ClawdVine runs 4 curated models for video generation, not because we couldn't add more, but because adding more without clear differentiation just adds complexity without adding value. each model in the set exists because it's best-in-class at something the others aren't. that's not a limitation. it's the whole point.

the fal.ai report frames infrastructure providers as the durable competitive moat: "durable competitive moats belong to teams that understand how to deploy generative media." the emphasis is on understanding, not accumulating. the teams that win aren't the ones with the most models. they're the ones that know their models best.

what agents actually need

here's the other angle that makes the 14-model problem worse: the next wave of consumers isn't humans clicking through dashboards. it's agents making API calls. 89% personal adoption versus 57% organizational adoption tells you that individuals (and the agents acting on their behalf) move faster than enterprises.

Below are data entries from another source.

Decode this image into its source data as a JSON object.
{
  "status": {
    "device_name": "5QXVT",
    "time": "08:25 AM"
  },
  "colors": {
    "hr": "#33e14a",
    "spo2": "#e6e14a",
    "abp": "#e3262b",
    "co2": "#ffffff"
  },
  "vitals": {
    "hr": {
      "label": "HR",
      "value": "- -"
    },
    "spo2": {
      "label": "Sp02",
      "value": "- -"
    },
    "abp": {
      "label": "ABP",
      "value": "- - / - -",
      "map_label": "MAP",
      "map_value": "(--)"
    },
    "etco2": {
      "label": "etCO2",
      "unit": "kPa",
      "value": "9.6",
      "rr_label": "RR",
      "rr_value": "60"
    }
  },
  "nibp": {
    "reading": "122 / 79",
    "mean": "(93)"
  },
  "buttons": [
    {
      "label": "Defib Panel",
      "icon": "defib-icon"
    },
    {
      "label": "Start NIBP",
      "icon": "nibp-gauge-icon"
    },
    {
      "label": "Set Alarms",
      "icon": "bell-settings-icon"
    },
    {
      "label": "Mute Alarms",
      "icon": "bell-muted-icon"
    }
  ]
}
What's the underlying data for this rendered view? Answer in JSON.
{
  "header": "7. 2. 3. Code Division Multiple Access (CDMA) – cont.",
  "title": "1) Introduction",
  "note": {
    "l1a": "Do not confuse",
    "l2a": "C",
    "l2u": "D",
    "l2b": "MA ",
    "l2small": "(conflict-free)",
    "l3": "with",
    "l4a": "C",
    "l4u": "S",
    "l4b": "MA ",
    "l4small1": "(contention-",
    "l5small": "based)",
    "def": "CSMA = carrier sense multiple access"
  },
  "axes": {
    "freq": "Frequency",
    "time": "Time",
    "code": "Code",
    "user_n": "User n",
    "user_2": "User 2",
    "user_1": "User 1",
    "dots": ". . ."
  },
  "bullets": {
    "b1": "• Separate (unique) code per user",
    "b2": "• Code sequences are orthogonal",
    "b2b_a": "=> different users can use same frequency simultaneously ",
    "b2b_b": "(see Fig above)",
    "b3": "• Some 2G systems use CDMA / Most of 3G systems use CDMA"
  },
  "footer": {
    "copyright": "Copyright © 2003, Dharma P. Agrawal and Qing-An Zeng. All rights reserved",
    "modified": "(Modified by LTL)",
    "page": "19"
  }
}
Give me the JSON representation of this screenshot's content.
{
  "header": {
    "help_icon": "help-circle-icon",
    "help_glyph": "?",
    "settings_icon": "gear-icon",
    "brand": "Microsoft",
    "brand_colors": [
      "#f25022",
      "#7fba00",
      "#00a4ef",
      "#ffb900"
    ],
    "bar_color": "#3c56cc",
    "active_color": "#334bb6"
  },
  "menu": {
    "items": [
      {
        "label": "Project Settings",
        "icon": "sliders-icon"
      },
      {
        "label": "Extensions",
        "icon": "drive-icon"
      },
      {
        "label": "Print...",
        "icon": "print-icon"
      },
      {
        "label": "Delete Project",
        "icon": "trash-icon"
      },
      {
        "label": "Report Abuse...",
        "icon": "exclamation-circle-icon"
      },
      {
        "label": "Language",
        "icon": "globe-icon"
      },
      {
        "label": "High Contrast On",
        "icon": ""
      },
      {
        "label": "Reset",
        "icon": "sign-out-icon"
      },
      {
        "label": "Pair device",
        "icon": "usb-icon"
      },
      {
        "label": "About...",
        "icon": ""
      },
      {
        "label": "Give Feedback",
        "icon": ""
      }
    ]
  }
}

agents don't browse model marketplaces. they don't read changelogs. they don't have opinions about UI design. they need an API that takes a prompt and returns a result, charges them programmatically, and routes to the right model without requiring them to know or care which one is running under the hood.

this is where protocols like x402 and MCP (Model Context Protocol) matter. x402 lets agents pay per request with USDC on Base, no API keys or subscriptions required. MCP lets agents discover and call generation services without hardcoded integrations. together they turn the 14-model problem from an engineering burden into a protocol-level concern.

for agents, the 14-model problem is even more acute. a human can at least develop intuition about which model to use. an agent needs that decision made for it, either by explicit routing rules or by a curated set that's narrow enough that any choice is a good one.

the infrastructure lesson

the generative media landscape in 2025 and into 2026 looks a lot like cloud computing did in 2010. tons of specialized services, each good at one thing, all with different interfaces and pricing. the winners weren't the individual services. they were the orchestration layers that made the services usable.

985 new model endpoints is exciting for researchers. for builders, it's noise. what matters is how many of those endpoints actually improve your output, and how much complexity you're willing to absorb to use them. for most teams, the answer is: not much.

the 14-model problem isn't solved by adding a 15th model. it's solved by having the conviction to say that 4 is enough, if they're the right 4. capability is abundant. taste is scarce. and the teams that figure out curation over collection will be the ones still standing when the model supply hits 2,000 endpoints next year.